Мои мысли возвращаются к нашему спору и поцелую.
Блять. Поцелуй.
Ни одна женщина не целует мужчину так, как она поцеловала меня, если между ними нет влечения, так что это ответ на мой вопрос.
Но она девственница.
Я полагаю.
Она сказала, что у нее никогда не было отношений, и я был первым мужчиной, который увидел ее обнаженной, но сексом можно заниматься и в одежде.
Из моей груди вырывается недовольный звук, но потом я вспоминаю, что она сказала, что наш поцелуй был первым в ее жизни. Так что я сильно сомневаюсь, что у нее уже был секс.
Мои мысли продолжают метаться, и я ни на что особо не обращаю внимания, пока до меня доходит, что я подарил Кассии ее первый поцелуй.

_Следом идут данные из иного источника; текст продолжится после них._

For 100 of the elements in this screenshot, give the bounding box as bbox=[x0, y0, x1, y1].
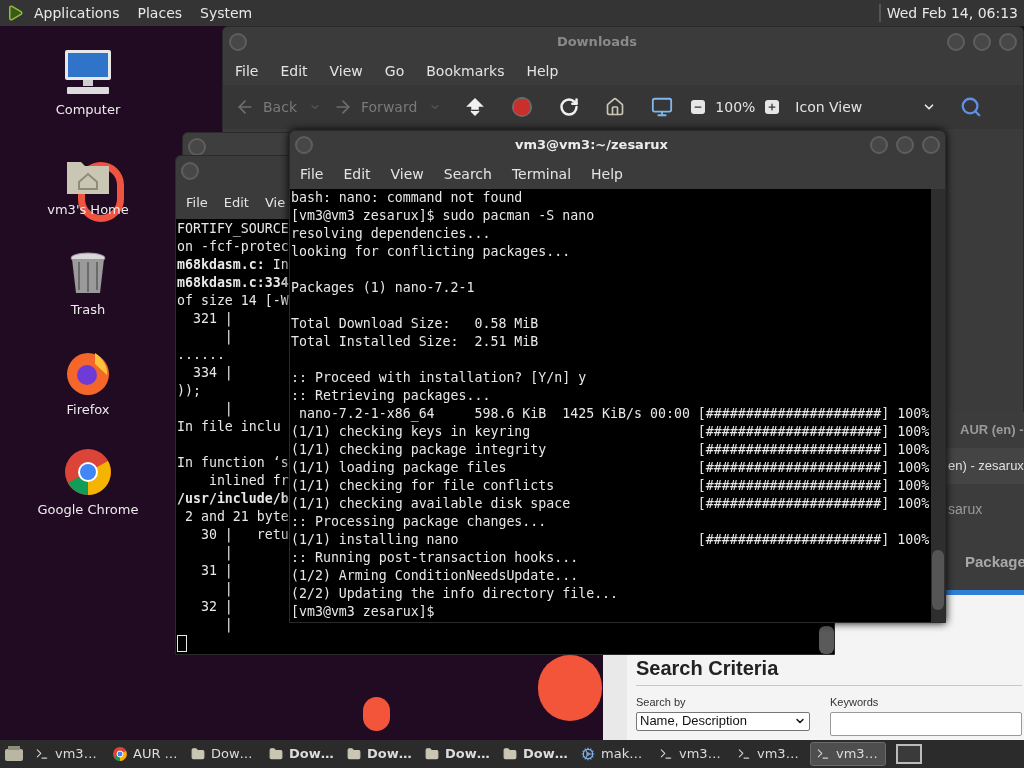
terminal-line: In function ‘s bbox=[177, 455, 289, 470]
progress-text: [######################] 100% bbox=[697, 441, 930, 459]
taskbar-item[interactable]: Dow… bbox=[342, 742, 418, 766]
stop-icon[interactable] bbox=[511, 96, 534, 118]
field-label: Search by bbox=[636, 695, 687, 710]
desktop-icon-label[interactable]: Google Chrome bbox=[37, 500, 139, 520]
workspace-switcher[interactable] bbox=[896, 744, 922, 764]
terminal-line: Total Download Size: 0.58 MiB bbox=[291, 316, 539, 331]
terminal-line: (2/2) Updating the info directory file... bbox=[291, 586, 619, 601]
progress-text: [######################] 100% bbox=[697, 405, 930, 423]
panel-menu[interactable]: Applications bbox=[34, 2, 120, 24]
search-icon[interactable] bbox=[960, 96, 983, 118]
close-button[interactable] bbox=[999, 33, 1017, 51]
scrollbar-thumb[interactable] bbox=[819, 626, 834, 654]
close-button[interactable] bbox=[922, 136, 940, 154]
tricolor-circle-icon bbox=[64, 448, 112, 496]
menu-item[interactable]: View bbox=[329, 60, 363, 82]
taskbar-item[interactable]: vm3… bbox=[30, 742, 106, 766]
menu-item[interactable]: Edit bbox=[343, 163, 371, 185]
home-icon[interactable] bbox=[605, 97, 626, 117]
desktop-icon-label[interactable]: Firefox bbox=[66, 400, 110, 420]
taskbar-item[interactable]: Dow… bbox=[498, 742, 574, 766]
terminal-line: [vm3@vm3 zesarux]$ bbox=[291, 604, 435, 619]
menu-item[interactable]: File bbox=[300, 163, 324, 185]
terminal-line: 321 | bbox=[191, 311, 233, 326]
window-menu-button[interactable] bbox=[188, 138, 206, 156]
menu-item[interactable]: Terminal bbox=[511, 163, 572, 185]
terminal-icon bbox=[659, 747, 673, 761]
menu-item[interactable]: Vie bbox=[264, 192, 286, 213]
menu-item[interactable]: Bookmarks bbox=[426, 60, 505, 82]
clock[interactable]: Wed Feb 14, 06:13 bbox=[886, 2, 1018, 24]
keywords-field[interactable] bbox=[830, 711, 1022, 736]
taskbar-item[interactable]: vm3… bbox=[654, 742, 730, 766]
folder-icon bbox=[503, 747, 517, 761]
maximize-button[interactable] bbox=[896, 136, 914, 154]
desktop-icon-label[interactable]: Computer bbox=[55, 100, 121, 120]
zoom-level: 100% bbox=[715, 97, 756, 117]
menu-item[interactable]: Help bbox=[526, 60, 559, 82]
terminal-icon bbox=[737, 747, 751, 761]
panel-menu[interactable]: System bbox=[200, 2, 253, 24]
gear-icon bbox=[581, 747, 595, 761]
zoom-in-button[interactable] bbox=[765, 100, 780, 114]
terminal-line: :: Proceed with installation? [Y/n] y bbox=[291, 370, 587, 385]
terminal-line: 334 | bbox=[191, 365, 233, 380]
progress-text: [######################] 100% bbox=[697, 531, 930, 549]
terminal-line: resolving dependencies... bbox=[291, 226, 491, 241]
menu-item[interactable]: Search bbox=[443, 163, 492, 185]
terminal-line: inlined fr bbox=[207, 473, 289, 488]
terminal-line: 31 | bbox=[199, 563, 233, 578]
terminal-line: bash: nano: command not found bbox=[291, 190, 523, 205]
maximize-button[interactable] bbox=[973, 33, 991, 51]
window-menu-button[interactable] bbox=[181, 162, 199, 180]
minimize-button[interactable] bbox=[947, 33, 965, 51]
progress-text: [######################] 100% bbox=[697, 495, 930, 513]
taskbar-item[interactable]: AUR … bbox=[108, 742, 184, 766]
window-title: Downloads bbox=[555, 33, 639, 52]
browser-tab[interactable]: AUR (en) - bbox=[960, 420, 1024, 440]
terminal-line: /usr/include/b bbox=[177, 491, 289, 506]
terminal-line: Packages (1) nano-7.2-1 bbox=[291, 280, 475, 295]
taskbar-item[interactable]: Dow… bbox=[186, 742, 262, 766]
panel-menu[interactable]: Places bbox=[137, 2, 183, 24]
menu-item[interactable]: View bbox=[390, 163, 424, 185]
terminal-line: FORTIFY_SOURCE bbox=[177, 221, 289, 236]
taskbar-item[interactable]: mak… bbox=[576, 742, 652, 766]
terminal-line: 2 and 21 byte bbox=[183, 509, 289, 524]
reload-icon[interactable] bbox=[559, 97, 580, 117]
taskbar-item[interactable]: vm3… bbox=[732, 742, 808, 766]
zoom-out-button[interactable] bbox=[691, 100, 706, 114]
minimize-button[interactable] bbox=[870, 136, 888, 154]
menu-item[interactable]: Help bbox=[591, 163, 623, 185]
desktop-icon-label[interactable]: Trash bbox=[70, 300, 106, 320]
plus-icon bbox=[767, 102, 778, 112]
view-mode-dropdown[interactable]: Icon View bbox=[795, 96, 937, 118]
menu-item[interactable]: File bbox=[235, 60, 259, 82]
terminal-line: | bbox=[223, 545, 233, 560]
field-label: Keywords bbox=[830, 695, 880, 710]
show-desktop-icon[interactable] bbox=[4, 745, 24, 763]
folder-icon bbox=[191, 747, 205, 761]
terminal-line: (1/1) loading package files bbox=[291, 460, 507, 475]
window-menu-button[interactable] bbox=[295, 136, 313, 154]
terminal-line: )); bbox=[177, 383, 201, 398]
computer-icon[interactable] bbox=[651, 96, 674, 118]
scrollbar-thumb[interactable] bbox=[932, 550, 944, 610]
terminal-line: In file inclu bbox=[177, 419, 281, 434]
terminal-line: :: Retrieving packages... bbox=[291, 388, 491, 403]
window-menu-button[interactable] bbox=[229, 33, 247, 51]
up-arrow-icon[interactable] bbox=[465, 97, 486, 117]
terminal-line: :: Processing package changes... bbox=[291, 514, 547, 529]
search-by-select[interactable]: Name, Description bbox=[636, 711, 810, 731]
terminal-line: (1/1) installing nano bbox=[291, 532, 459, 547]
menu-item[interactable]: Go bbox=[384, 60, 405, 82]
taskbar-item[interactable]: Dow… bbox=[264, 742, 340, 766]
terminal-line: | bbox=[223, 617, 233, 632]
menu-item[interactable]: Edit bbox=[280, 60, 308, 82]
terminal-line: on -fcf-protec bbox=[177, 239, 289, 254]
terminal-line: looking for conflicting packages... bbox=[291, 244, 571, 259]
menu-item[interactable]: Edit bbox=[223, 192, 249, 213]
taskbar-item[interactable]: vm3… bbox=[810, 742, 886, 766]
menu-item[interactable]: File bbox=[186, 192, 208, 213]
taskbar-item[interactable]: Dow… bbox=[420, 742, 496, 766]
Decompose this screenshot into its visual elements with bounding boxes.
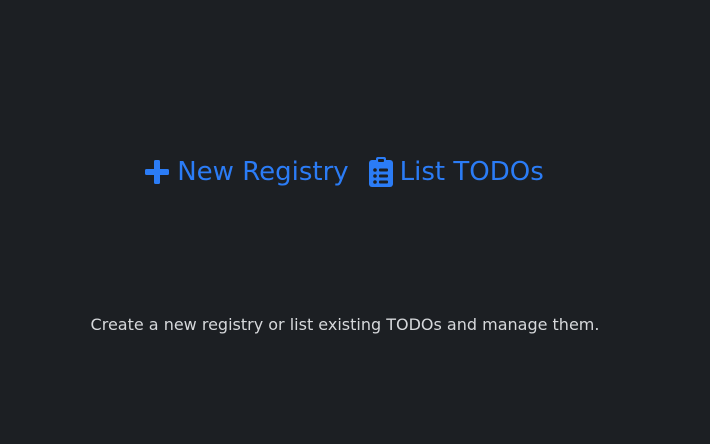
list-todos-link[interactable]: List TODOs — [368, 153, 544, 191]
plus-icon — [144, 159, 170, 185]
page-description: Create a new registry or list existing T… — [90, 315, 600, 334]
new-registry-label: New Registry — [177, 157, 349, 187]
action-links: New Registry List TODOs — [0, 153, 688, 191]
new-registry-link[interactable]: New Registry — [144, 153, 349, 191]
clipboard-list-icon — [368, 157, 393, 187]
list-todos-label: List TODOs — [399, 157, 544, 187]
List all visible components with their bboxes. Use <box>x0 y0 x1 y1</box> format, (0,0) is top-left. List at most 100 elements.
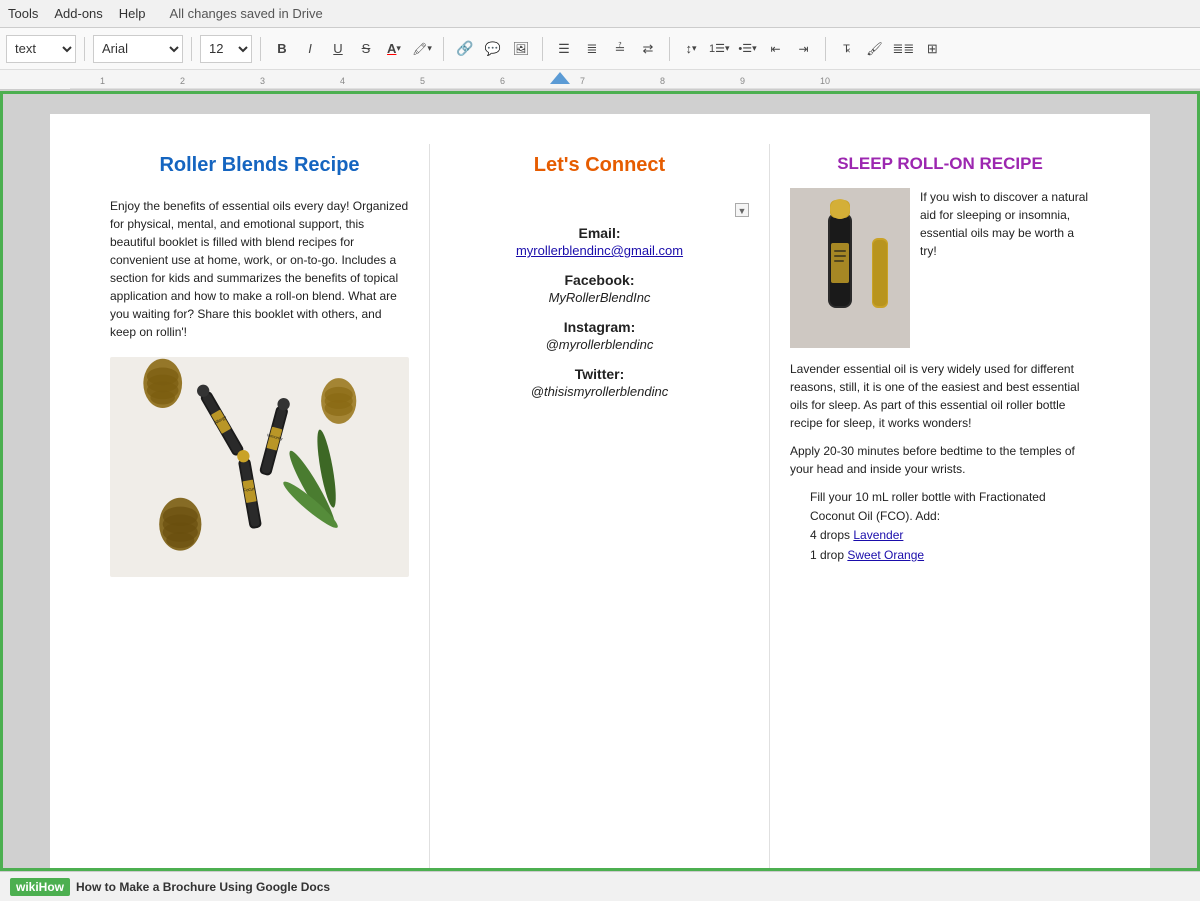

Что она чувствует по этому поводу?
А что я чувствую?
Обычно я стараюсь избегать этого любой ценой, но сейчас я внимательно присматриваюсь к своим эмоциям. Я испытываю удовлетворение от того, что мне довелось быть у нее первым, и мне хочется, чтобы все остальные ее первые разы тоже были со мной.
Но мне также страшно. Что, если я не смогу сохранить ей жизнь? Что, если я позволю себе влюбиться и в итоге потеряю ее?
Я тяжело вздыхаю, глядя на случайный клочок песка.
Теперь уже слишком поздно думать обо всех этих "что, если".